EU sugar production set to rebound
EU sugar production is set to rebound in the marketing year 2021-22 (October-September), as cooler weather resulted in a lower incidence of virus yellows.
The market will be closely eyeing the impact of the new COVID-19 wave on sugar consumption. Demand for industrial ethanol — which uses sugar as a feedstock — is set to increase.
Rebound in output
EU sugar production in the MY 2021-22 is set to rise for the first time in four years.
The 2020-21 crop was especially bad with the ban on neonicotinoids and warmer winter causing a high incidence of virus yellows. The cooler weather in MY 2021-22 has resulted in a lower incidence of virus yellows, with some countries not requiring the use of neonicotinoids even though the ban was temporarily lifted.
Despite sugar content being at multiyear lows due to poor sunshine over the summer, this is not expected to be as low as originally feared. The beet harvest is now nearly complete, with the French agriculture ministry showing its first sugar production estimate for MY 2021-22 at 4.36 million mt, a sharp rise from 3.445 million mt in the previous marketing year.
S&P Global Platts Analytics estimated MY 2021-22 EU+UK sugar production at 17.495 million mt, up from 15.565 million mt last year.
Domestic prices highest since 2017
Although the MY 2021-22 harvest only began in October, a significant portion of the sugar is understood to already be committed. Carryover stocks from the MY 2020-21 crop were the lowest compared to the past five years, which has been the main driver for domestic prices trending upwards.
Initial fears about low sugar content, in addition to the observed increase in energy prices and higher production costs, have also fueled these price increases, leading many producers to hold on to stocks.
Imports of world market sugar to deficit regions, such as Italy and Greece, have dwindled in recent months due to unattractive freight rates and high world market prices. Platts Western Europe delivered assessment reached Eur590/mt on Nov. 7, the highest level since June 4, 2017.
On the export side, trade has been extremely illiquid, due to producers’ reluctance to export as domestic prices continue to be more attractive, and as high freight rates make exporting less attractive.
Looking ahead, if the current high domestic prices are sustained and if freight rates remain uncompetitive, exports are likely to be impacted for the upcoming year. Although imports are also expected to be challenging and expensive, the EU is still expected to remain a net importer this season.
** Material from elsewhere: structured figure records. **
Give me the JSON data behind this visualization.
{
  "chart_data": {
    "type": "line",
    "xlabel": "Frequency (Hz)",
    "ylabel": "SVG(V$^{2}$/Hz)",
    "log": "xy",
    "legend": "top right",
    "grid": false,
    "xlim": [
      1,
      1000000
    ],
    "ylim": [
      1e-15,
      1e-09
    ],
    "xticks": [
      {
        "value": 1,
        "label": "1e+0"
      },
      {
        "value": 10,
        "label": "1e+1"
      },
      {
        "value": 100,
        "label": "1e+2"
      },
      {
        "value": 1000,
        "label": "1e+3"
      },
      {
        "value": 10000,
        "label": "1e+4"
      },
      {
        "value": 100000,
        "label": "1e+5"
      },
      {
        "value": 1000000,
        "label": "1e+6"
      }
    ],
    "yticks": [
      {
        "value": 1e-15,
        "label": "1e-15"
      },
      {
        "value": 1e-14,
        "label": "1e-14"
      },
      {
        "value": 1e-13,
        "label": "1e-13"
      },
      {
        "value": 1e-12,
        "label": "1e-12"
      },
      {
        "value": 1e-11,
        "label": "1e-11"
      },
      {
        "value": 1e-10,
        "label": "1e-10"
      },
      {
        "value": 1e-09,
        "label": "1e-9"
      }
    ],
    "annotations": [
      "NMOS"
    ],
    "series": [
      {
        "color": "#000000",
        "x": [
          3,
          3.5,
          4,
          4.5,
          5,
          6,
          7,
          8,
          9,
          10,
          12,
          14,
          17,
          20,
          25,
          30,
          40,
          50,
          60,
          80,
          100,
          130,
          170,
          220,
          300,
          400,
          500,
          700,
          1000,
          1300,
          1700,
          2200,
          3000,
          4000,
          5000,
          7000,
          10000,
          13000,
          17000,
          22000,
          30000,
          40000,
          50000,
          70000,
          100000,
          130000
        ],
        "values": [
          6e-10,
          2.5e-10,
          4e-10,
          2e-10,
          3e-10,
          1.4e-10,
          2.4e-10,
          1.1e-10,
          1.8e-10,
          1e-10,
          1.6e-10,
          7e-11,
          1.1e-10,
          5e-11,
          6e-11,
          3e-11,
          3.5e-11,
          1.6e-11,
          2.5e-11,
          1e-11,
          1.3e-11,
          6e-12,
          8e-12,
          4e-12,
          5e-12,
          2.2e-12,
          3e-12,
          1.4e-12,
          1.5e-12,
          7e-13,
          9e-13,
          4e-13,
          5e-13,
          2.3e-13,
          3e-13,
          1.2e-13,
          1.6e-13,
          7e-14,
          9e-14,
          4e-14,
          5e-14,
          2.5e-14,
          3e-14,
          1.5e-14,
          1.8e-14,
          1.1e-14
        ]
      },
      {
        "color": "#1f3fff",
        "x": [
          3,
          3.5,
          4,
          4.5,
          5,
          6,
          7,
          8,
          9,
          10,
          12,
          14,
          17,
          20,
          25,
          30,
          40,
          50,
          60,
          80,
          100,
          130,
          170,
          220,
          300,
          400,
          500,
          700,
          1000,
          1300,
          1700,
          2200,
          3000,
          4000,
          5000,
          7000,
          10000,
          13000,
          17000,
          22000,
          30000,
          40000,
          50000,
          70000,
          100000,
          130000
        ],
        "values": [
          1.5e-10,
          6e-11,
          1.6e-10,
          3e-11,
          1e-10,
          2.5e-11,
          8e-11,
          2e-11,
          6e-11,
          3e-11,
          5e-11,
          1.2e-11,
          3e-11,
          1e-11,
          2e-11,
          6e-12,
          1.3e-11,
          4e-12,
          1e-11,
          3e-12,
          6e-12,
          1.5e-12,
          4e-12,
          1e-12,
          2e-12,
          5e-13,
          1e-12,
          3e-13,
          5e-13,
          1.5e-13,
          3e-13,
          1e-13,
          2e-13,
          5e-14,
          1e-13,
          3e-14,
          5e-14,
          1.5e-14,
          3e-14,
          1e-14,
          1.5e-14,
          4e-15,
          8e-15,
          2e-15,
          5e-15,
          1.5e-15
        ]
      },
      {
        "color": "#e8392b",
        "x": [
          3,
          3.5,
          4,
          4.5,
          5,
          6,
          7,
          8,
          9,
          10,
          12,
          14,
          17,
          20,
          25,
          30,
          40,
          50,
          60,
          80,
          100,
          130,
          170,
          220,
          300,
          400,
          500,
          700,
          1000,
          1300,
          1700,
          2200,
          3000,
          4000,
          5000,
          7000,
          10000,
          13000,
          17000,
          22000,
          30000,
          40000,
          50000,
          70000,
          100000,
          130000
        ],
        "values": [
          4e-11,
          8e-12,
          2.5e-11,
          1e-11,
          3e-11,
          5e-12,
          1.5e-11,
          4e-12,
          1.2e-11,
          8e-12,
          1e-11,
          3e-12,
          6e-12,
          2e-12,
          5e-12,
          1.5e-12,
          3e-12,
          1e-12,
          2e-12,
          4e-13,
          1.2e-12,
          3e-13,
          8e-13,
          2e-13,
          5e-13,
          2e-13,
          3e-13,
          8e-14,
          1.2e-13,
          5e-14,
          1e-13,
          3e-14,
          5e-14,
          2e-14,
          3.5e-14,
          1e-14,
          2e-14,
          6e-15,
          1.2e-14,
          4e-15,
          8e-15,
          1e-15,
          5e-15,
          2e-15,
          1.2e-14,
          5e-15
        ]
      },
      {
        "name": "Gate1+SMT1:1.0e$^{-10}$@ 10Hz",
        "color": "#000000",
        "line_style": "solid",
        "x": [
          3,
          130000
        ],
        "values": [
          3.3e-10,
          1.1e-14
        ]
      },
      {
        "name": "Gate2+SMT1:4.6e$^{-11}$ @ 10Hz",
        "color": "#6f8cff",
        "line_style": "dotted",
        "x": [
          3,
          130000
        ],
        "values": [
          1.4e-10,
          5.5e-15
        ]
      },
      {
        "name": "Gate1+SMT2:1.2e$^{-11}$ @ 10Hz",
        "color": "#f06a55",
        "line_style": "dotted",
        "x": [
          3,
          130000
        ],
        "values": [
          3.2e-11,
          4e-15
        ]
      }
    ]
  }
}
Impact of COVID-19 on demand
COVID-19 infections are rising across the continent amid the emergence of the omicron variant. Although lockdowns have been introduced in various countries, sources said that the impact of the new wave on consumption is unlikely to be as pronounced compared to last year. While some impact is still expected, the extend of this impact is yet unknown.
“[The new variant] will certainly impact demand, how do you budget or strategize on an absolute unknown on the government’s actions?”, a source said. “It will reduce demand somewhat, but by how much?”
Platts Analytics kept its 2021-22 sugar consumption forecast unchanged despite new restrictions being implemented across the continent to curb the new wave of infections.
The lockdowns already announced have not been as strict as those seen last year, and consumer habits have adapted to the “new normal”, with new restrictions unlikely to change those patterns.
Industrial ethanol demand
The expanding rollout of E10 as part of energy transition with countries look to fulfill their green agenda is set to cement ethanol demand in the coming year. With sugar used as a feedstock for ethanol, this could increase industrial demand.
The UK changed its standard gasoline specification from E5 to E10, which can contain up to 10% ethanol. E10 was already in use across much of Europe, with France the greatest European consumer of the fuel.